The world has embarked on another massive technological and social surge—the quantum revolution. The countries that master quantum technology will dominate the information-processing space for decades and perhaps centuries to come, giving them control and influence over sectors such as advanced manufacturing, pharmaceuticals, the digital economy, logistics, national security and intelligence.
Our new report, An Australian strategy for the quantum revolution, published by ASPI’s International Cyber Policy Centre argues that Australia needs a clear quantum strategy with strong political leadership and an organised drive with policy focus and public investment.
Without this coordinated effort, Australia will be left behind.
Our report focuses on analysis and building policy recommendations to help Australia better leverage the quantum revolution. The report also recognises that quantum is just one among a number of critical technologies.
A step change is needed in Australia’s policy settings related to critical and emerging technologies generally.
Quantum computing, quantum communications and other quantum-enabled technologies will change the world, reshaping geopolitics, international cooperation and strategic competition.
The new administration in the United States is well aware of this.
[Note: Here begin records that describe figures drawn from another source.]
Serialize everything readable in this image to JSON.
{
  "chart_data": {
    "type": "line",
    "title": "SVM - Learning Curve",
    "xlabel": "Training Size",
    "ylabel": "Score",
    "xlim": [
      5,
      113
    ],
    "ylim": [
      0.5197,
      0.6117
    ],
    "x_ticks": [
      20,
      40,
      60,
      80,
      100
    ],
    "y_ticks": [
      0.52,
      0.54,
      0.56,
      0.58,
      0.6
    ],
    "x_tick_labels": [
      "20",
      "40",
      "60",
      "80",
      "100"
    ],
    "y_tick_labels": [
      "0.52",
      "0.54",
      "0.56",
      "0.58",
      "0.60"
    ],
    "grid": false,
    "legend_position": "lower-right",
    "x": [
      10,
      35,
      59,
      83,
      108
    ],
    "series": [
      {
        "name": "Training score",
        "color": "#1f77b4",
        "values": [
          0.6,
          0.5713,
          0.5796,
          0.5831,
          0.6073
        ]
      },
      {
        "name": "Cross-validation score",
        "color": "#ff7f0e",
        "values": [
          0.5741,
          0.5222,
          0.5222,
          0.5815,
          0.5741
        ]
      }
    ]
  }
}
In his first weeks in office, President Joe Biden signalled a major new policy focus on science and technology, including quantum technologies. The Covid-19 crisis has also seen quantum emerge as a vector for post-pandemic recovery: large capital investments have been made over the past year by nations including China, Japan, Germany, France, South Korea and India.
While Australia benefited from the digital revolution, we missed our opportunity to play a major role in the computing and communications technology sector. A similar fate doesn’t have to befall us in the quantum revolution. We have a long history of leadership in quantum technology and we’re highly influential relative to our size.
As geopolitical competition over critical technologies escalates, we’re also well placed to leverage our quantum capabilities thanks to our geostrategic location, alliances with other technologically, economically and militarily dominant powers (most notably the Five Eyes countries) and key partnerships in the Indo-Pacific, including with Japan and India.
While Australia is well placed to take full advantage of the quantum revolution, maintaining the status quo is not enough. We must build and capitalise on the immense potential of quantum technologies.
Prime Minister Scott Morrison should appoint a dedicated and ongoing minister for critical and emerging technologies, including cyber. This minister’s focus should be technology, rather than ‘technology’ being added to a longer list of portfolio responsibilities. This should be a whole-of-government role with the minister working across the relevant economic, national security, industry, research, defence and science agencies in the public service.
The government should also immediately lay the groundwork for a $15 billion post-Covid-19 technology stimulus that should include a $3–4 billion investment in quantum technologies. The stimulus would be a game-changer for the nation and help diversify and deepen its technological and research and development base. It would also exploit our disproportionate concentration of world-class quantum expertise, ensuring the long-term growth and maintenance of this vital technological sector.
The government should move quickly in 2021 to develop and articulate a national technology strategy, of which quantum should form a key part.
The relatively new but small Critical Technologies Policy Coordination Office in the Department of the Prime Minister and Cabinet (PM&C) should be expanded and elevated to become the ‘National Coordinator for Technology’.
Critical and emerging technologies present a myriad of opportunities, challenges and threats, and PM&C is the only department with the whole-of-government perspective to balance them across our economy, society and national security.
PM&C should work closely with other parts of government, including the Department of Industry, Science, Energy and Resources, Office of the Chief Scientist, Defence, Home Affairs, the Department of Foreign Affairs and Trade, CSIRO, the Office of National Intelligence and the Australian Signals Directorate, as well as the research community, civil society and the private sector.
Within this elevated division, offices should be created to focus on a small number of key critical technology areas deemed most important to Australia and our place in the world. The first such office should be developed for quantum technology, while other offices could focus on, biotechnology and artificial intelligence, for example. A useful model for such appointments is the position of assistant director for quantum information science at the White House Office of Science and Technology Policy in the US.
At the same time, the federal government should lead a national quantum initiative in consultation with the states and territories and the private sector. A goal of this initiative should be to form an ‘Australian distributed quantum zone’—a large collaboration of universities, corporations and Australian-based quantum start-ups tasked with laying the foundations of a dedicated domestic industry for quantum technology prototyping, development and manufacturing.
Significant government investment should be used to help stimulate an economy emerging from the most severe crisis in decades. Australia’s favourable handling of Covid-19 presents a unique opportunity to attract new talent as well as to lure back Australians currently running foreign quantum programs, and further expansions to the government’s talent visa options should be considered.
Once this groundwork is laid, Australia will be in a strong position to assume a quantum technology leadership role in the Indo-Pacific region.